Curitiba - Empresas inscritas em dívida ativa com o Estado poderão utilizar precatórios (créditos garantidos por decisão judicial) para quitar seus débitos de Imposto sobre Circulação de Mercadorias e Serviços (ICMS), com a Receita Estadual. Atualmente, inscritos em dívida ativa há um total de débitos no valor aproximado de R$ 8 bilhões, que as empresas têm dificuldades para pagar. Para facilitar o pagamento desses tributos para as empresas ativas, a Secretaria de Estado da Fazenda vai aceitar os precatórios porque o Paraná está há oito anos sem aceitar pagamentos com essa moeda, disse ontem o secretário da Fazenda, Heron Arzua, em entrevista à Folha.
Com isso, as empresas interessadas na quitação da dívida ativa poderão comprar precatórios no mercado que são vendidos com deságio de até 60%, dependendo do valor da negociação e da época. ''O mercado é que determina o percentual do deságio'', disse o secretário. Arzua estima que o Estado tem um total de R$ 8 bilhões a pagar em precatórios e que atualmente a Secretaria da Fazenda está pagando os débitos referentes aos anos de 1996 e 1997. ''Daria até para trocar a dívida'', brincou.
A autorização para pagar débitos inscritos em dívida ativa com precatórios consta no Projeto de Lei 206/2004 que está em fase de aprovação na Assembléia Legislativa. O projeto deve passar por todas as fases de votação antes do recesso parlamentar.
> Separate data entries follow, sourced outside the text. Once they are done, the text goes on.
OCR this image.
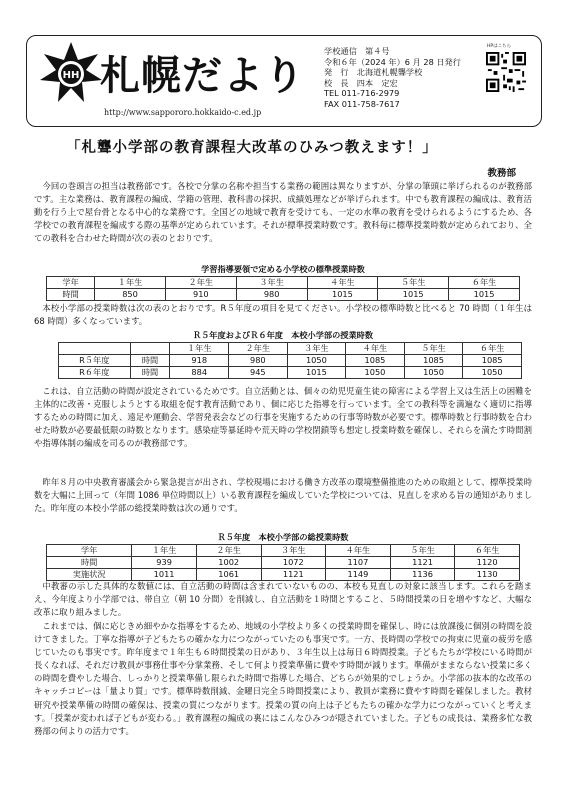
HH 札幌だより
http://www.sappororo.hokkaido-c.ed.jp
学校通信　第４号
令和６年（2024 年）6 月 28 日発行
発　行　北海道札幌聾学校
校　長　四本　定宏
TEL 011-716-2979
FAX 011-758-7617
HPはこちら
「札聾小学部の教育課程大改革のひみつ教えます！」
教務部
今回の巻頭言の担当は教務部です。各校で分掌の名称や担当する業務の範囲は異なりますが、分掌の筆頭に挙げられるのが教務部です。主な業務は、教育課程の編成、学籍の管理、教科書の採択、成績処理などが挙げられます。中でも教育課程の編成は、教育活動を行う上で屋台骨となる中心的な業務です。全国どの地域で教育を受けても、一定の水準の教育を受けられるようにするため、各学校での教育課程を編成する際の基準が定められています。それが標準授業時数です。教科毎に標準授業時数が定められており、全ての教科を合わせた時間が次の表のとおりです。
学習指導要領で定める小学校の標準授業時数
学年	１年生	２年生	３年生	４年生	５年生	６年生
時間	850	910	980	1015	1015	1015
本校小学部の授業時数は次の表のとおりです。R５年度の項目を見てください。小学校の標準時数と比べると 70 時間（１年生は 68 時間）多くなっています。
Ｒ５年度およびＲ６年度　本校小学部の授業時数
		１年生	２年生	３年生	４年生	５年生	６年生
R５年度	時間	918	980	1050	1085	1085	1085
R６年度	時間	884	945	1015	1050	1050	1050
これは、自立活動の時間が設定されているためです。自立活動とは、個々の幼児児童生徒の障害による学習上又は生活上の困難を主体的に改善・克服しようとする取組を促す教育活動であり、個に応じた指導を行っています。全ての教科等を満遍なく適切に指導するための時間に加え、遠足や運動会、学習発表会などの行事を実施するための行事等時数が必要です。標準時数と行事時数を合わせた時数が必要最低限の時数となります。感染症等暴延時や荒天時の学校閉鎖等も想定し授業時数を確保し、それらを満たす時間割や指導体制の編成を司るのが教務部です。
昨年８月の中央教育審議会から緊急提言が出され、学校現場における働き方改革の環境整備推進のための取組として、標準授業時数を大幅に上回って（年間 1086 単位時間以上）いる教育課程を編成していた学校については、見直しを求める旨の通知がありました。昨年度の本校小学部の総授業時数は次の通りです。
Ｒ５年度　本校小学部の総授業時数
学年	１年生	２年生	３年生	４年生	５年生	６年生
時間	939	1002	1072	1107	1121	1120
実施状況	1011	1061	1121	1149	1136	1130
中教審の示した具体的な数値には、自立活動の時間は含まれていないものの、本校も見直しの対象に該当します。これらを踏まえ、今年度より小学部では、帯自立（朝 10 分間）を削減し、自立活動を１時間とすること、５時間授業の日を増やすなど、大幅な改革に取り組みました。
これまでは、個に応じきめ細やかな指導をするため、地域の小学校より多くの授業時間を確保し、時には放課後に個別の時間を設けてきました。丁寧な指導が子どもたちの確かな力につながっていたのも事実です。一方、長時間の学校での拘束に児童の疲労を感じていたのも事実です。昨年度まで１年生も６時間授業の日があり、３年生以上は毎日６時間授業。子どもたちが学校にいる時間が長くなれば、それだけ教員が事務仕事や分掌業務、そして何より授業準備に費やす時間が減ります。準備がままならない授業に多くの時間を費やした場合、しっかりと授業準備し限られた時間で指導した場合、どちらが効果的でしょうか。小学部の抜本的な改革のキャッチコピーは「量より質」です。標準時数削減、金曜日完全５時間授業により、教員が業務に費やす時間を確保しました。教材研究や授業準備の時間の確保は、授業の質につながります。授業の質の向上は子どもたちの確かな学力につながっていくと考えます。「授業が変われば子どもが変わる。」教育課程の編成の裏にはこんなひみつが隠されていました。子どもの成長は、業務多忙な教務部の何よりの活力です。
A expectativa é que até o final da semana, o projeto seja sancionado pelo governador.
O Projeto de Lei 206 corrige e substitui o artigo 3º do Projeto de Lei 061 que havia sido vetado pelo governador Roberto Requião (PMDB), cujo veto foi derrubado ontem na Assembléia. ''Na verdade, nada mudou com a derrubada do veto pelos deputados'', disse o secretário. O que ocorreu é que a redação do projeto anterior passou de forma errada que o projeto permitia que todas as empresas pudessem pagar o ICMS recorrente, do mês. ''E isso não é possível sob pena de prejudicar a arrecadação do Estado'', justificou Arzua.
Com a substituição dos projetos de lei, o que fica valendo é que somente as empresas inscritas em dívida ativa poderão recorrer à esse benefício, que visa solucionar de forma definitiva as dívidas com o Estado, já que muitas estão rolando há mais de 40 anos, disse o secretário.